Valheim developers Iron Gate have been "getting a lot of questions regarding mods" lately, so the team has issued a statement clarifying its stance on Valheim mods in general and more specific aspects of the game's relationship with unofficial addons.
"First of all, while we don't have any official mod support, we are definitely happy to see that people are engaging with our game and creating their own mods for it," Iron Gate opens in a Steam news update. They go on to describe having a creative community around Valheim as "flattering" before getting to a more serious disclaimer about Iron Gate's liability regarding mods, pointing out that "any creating and using of mods is done at your own risks," and that "we can't guarantee mods will be compatible with newer versions of the game."
Iron Gate then moves on to what is apparently the most popular question surrounding Valheim mods, namely paid mods. The developer is blunt on this point. "Iron Gate does not condone locking modded content behind a paywall," the post explains. "We feel that charging money for a mod is against the creative and open spirit of modding itself, and therefore we urge all mod authors to make their mods freely available to all who want to play them."
It's worth noting Iron Gate is not entirely unsympathetic regarding the work that goes into mods, suggesting players can show support for modders with a "voluntary donation," but they are firm on the point of direct payments for access: "We do not want payment to be a requirement to access a mod". It isn't clear what Iron Gate's response would be if someone did try to sell access to a mod, whether or not they would actively seek to have that mod shut down.

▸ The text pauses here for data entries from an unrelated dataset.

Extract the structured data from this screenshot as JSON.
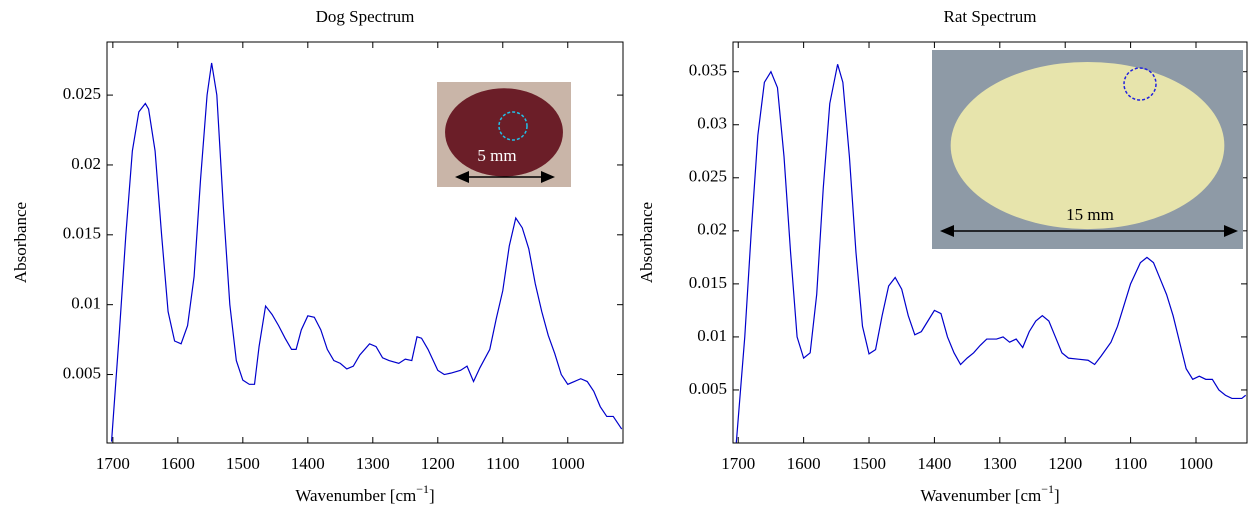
{
  "chart_data": [
    {
      "type": "line",
      "title": "Dog Spectrum",
      "x_label": "Wavenumber [cm",
      "x_label_sup": "−1",
      "x_label_end": "]",
      "y_label": "Absorbance",
      "color": "#0000cc",
      "inset_label": "5 mm",
      "xlim": [
        1709,
        915
      ],
      "ylim": [
        0.0001,
        0.0288
      ],
      "xticks": [
        1700,
        1600,
        1500,
        1400,
        1300,
        1200,
        1100,
        1000
      ],
      "yticks": [
        0.005,
        0.01,
        0.015,
        0.02,
        0.025
      ],
      "x": [
        1702,
        1690,
        1680,
        1670,
        1660,
        1650,
        1645,
        1635,
        1625,
        1615,
        1605,
        1595,
        1585,
        1575,
        1565,
        1555,
        1548,
        1540,
        1530,
        1520,
        1510,
        1500,
        1490,
        1482,
        1475,
        1465,
        1455,
        1445,
        1435,
        1425,
        1418,
        1410,
        1400,
        1390,
        1380,
        1370,
        1360,
        1350,
        1340,
        1330,
        1320,
        1305,
        1295,
        1285,
        1275,
        1260,
        1250,
        1240,
        1232,
        1225,
        1215,
        1200,
        1190,
        1180,
        1165,
        1155,
        1145,
        1135,
        1120,
        1110,
        1100,
        1090,
        1080,
        1070,
        1060,
        1050,
        1040,
        1030,
        1020,
        1010,
        1000,
        990,
        980,
        970,
        960,
        950,
        940,
        930,
        917
      ],
      "values": [
        0.0002,
        0.008,
        0.015,
        0.021,
        0.0238,
        0.0244,
        0.024,
        0.021,
        0.015,
        0.0095,
        0.0074,
        0.0072,
        0.0085,
        0.012,
        0.019,
        0.025,
        0.0273,
        0.025,
        0.017,
        0.01,
        0.006,
        0.0046,
        0.0043,
        0.0043,
        0.007,
        0.0099,
        0.0093,
        0.0085,
        0.0076,
        0.0068,
        0.0068,
        0.0082,
        0.0092,
        0.0091,
        0.0082,
        0.0068,
        0.006,
        0.0058,
        0.0054,
        0.0056,
        0.0064,
        0.0072,
        0.007,
        0.0062,
        0.006,
        0.0058,
        0.0061,
        0.006,
        0.0077,
        0.0076,
        0.0068,
        0.0053,
        0.005,
        0.0051,
        0.0053,
        0.0056,
        0.0045,
        0.0055,
        0.0068,
        0.009,
        0.011,
        0.0142,
        0.0162,
        0.0155,
        0.014,
        0.0115,
        0.0095,
        0.0078,
        0.0065,
        0.005,
        0.0043,
        0.0045,
        0.0047,
        0.0045,
        0.0038,
        0.0027,
        0.002,
        0.002,
        0.0011
      ]
    },
    {
      "type": "line",
      "title": "Rat Spectrum",
      "x_label": "Wavenumber [cm",
      "x_label_sup": "−1",
      "x_label_end": "]",
      "y_label": "Absorbance",
      "color": "#0000cc",
      "inset_label": "15 mm",
      "xlim": [
        1708,
        922
      ],
      "ylim": [
        0,
        0.0378
      ],
      "xticks": [
        1700,
        1600,
        1500,
        1400,
        1300,
        1200,
        1100,
        1000
      ],
      "yticks": [
        0.005,
        0.01,
        0.015,
        0.02,
        0.025,
        0.03,
        0.035
      ],
      "x": [
        1703,
        1690,
        1680,
        1670,
        1660,
        1650,
        1640,
        1630,
        1620,
        1610,
        1600,
        1590,
        1580,
        1570,
        1560,
        1548,
        1540,
        1530,
        1520,
        1510,
        1500,
        1490,
        1480,
        1470,
        1460,
        1450,
        1440,
        1430,
        1420,
        1410,
        1400,
        1390,
        1380,
        1370,
        1360,
        1350,
        1340,
        1330,
        1320,
        1305,
        1295,
        1285,
        1275,
        1265,
        1255,
        1245,
        1235,
        1225,
        1215,
        1205,
        1195,
        1180,
        1165,
        1155,
        1145,
        1130,
        1120,
        1110,
        1100,
        1085,
        1075,
        1065,
        1055,
        1045,
        1035,
        1025,
        1015,
        1005,
        995,
        985,
        975,
        965,
        955,
        945,
        930,
        924
      ],
      "values": [
        0,
        0.01,
        0.02,
        0.029,
        0.034,
        0.035,
        0.0335,
        0.027,
        0.018,
        0.01,
        0.008,
        0.0085,
        0.014,
        0.024,
        0.032,
        0.0357,
        0.034,
        0.027,
        0.018,
        0.011,
        0.0084,
        0.0088,
        0.012,
        0.0148,
        0.0156,
        0.0145,
        0.012,
        0.0102,
        0.0105,
        0.0115,
        0.0125,
        0.0122,
        0.01,
        0.0085,
        0.0074,
        0.008,
        0.0085,
        0.0092,
        0.0098,
        0.0098,
        0.01,
        0.0095,
        0.0098,
        0.009,
        0.0105,
        0.0115,
        0.012,
        0.0115,
        0.01,
        0.0085,
        0.008,
        0.0079,
        0.0078,
        0.0074,
        0.0082,
        0.0095,
        0.011,
        0.013,
        0.015,
        0.017,
        0.0175,
        0.017,
        0.0155,
        0.014,
        0.012,
        0.0095,
        0.007,
        0.006,
        0.0063,
        0.006,
        0.006,
        0.005,
        0.0045,
        0.0042,
        0.0042,
        0.0045
      ]
    }
  ]
}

Iron Gate rounds out the statement by requesting modders explicate the unofficial nature of their mods "both in the game and on any website where the mod is available." This seems slightly odd, as mods are unofficial by their nature. But Iron Gate does at least explain its reason for requesting this. "Sometimes joining a modded dedicated server will automatically trigger a download of a mod, and we simply want to avoid confusion for players so that they can know whether or not they are playing a modded game." They then point out that Valheim "already has a feature" for flagging modded servers, which probably should have been pointed out first, as otherwise it sounds like they're asking modders to take an additional step.
It's been a while since the argument over paid mods was dug up. Way back in 2015, Valve briefly had a paid mods feature in Skyrim's steam workshop, but dropped the idea after a vicious backlash. Gabe Newell maintained that Valve would allow modders to be paid back in 2017, but so far no system has emerged to replace it. Perhaps that's because these days, most modders who want to make bank from their mods, such as Team Beef, do so via Patreon and other subscription services, enabling players to support them financially without necessitating direct transactions for specific mods.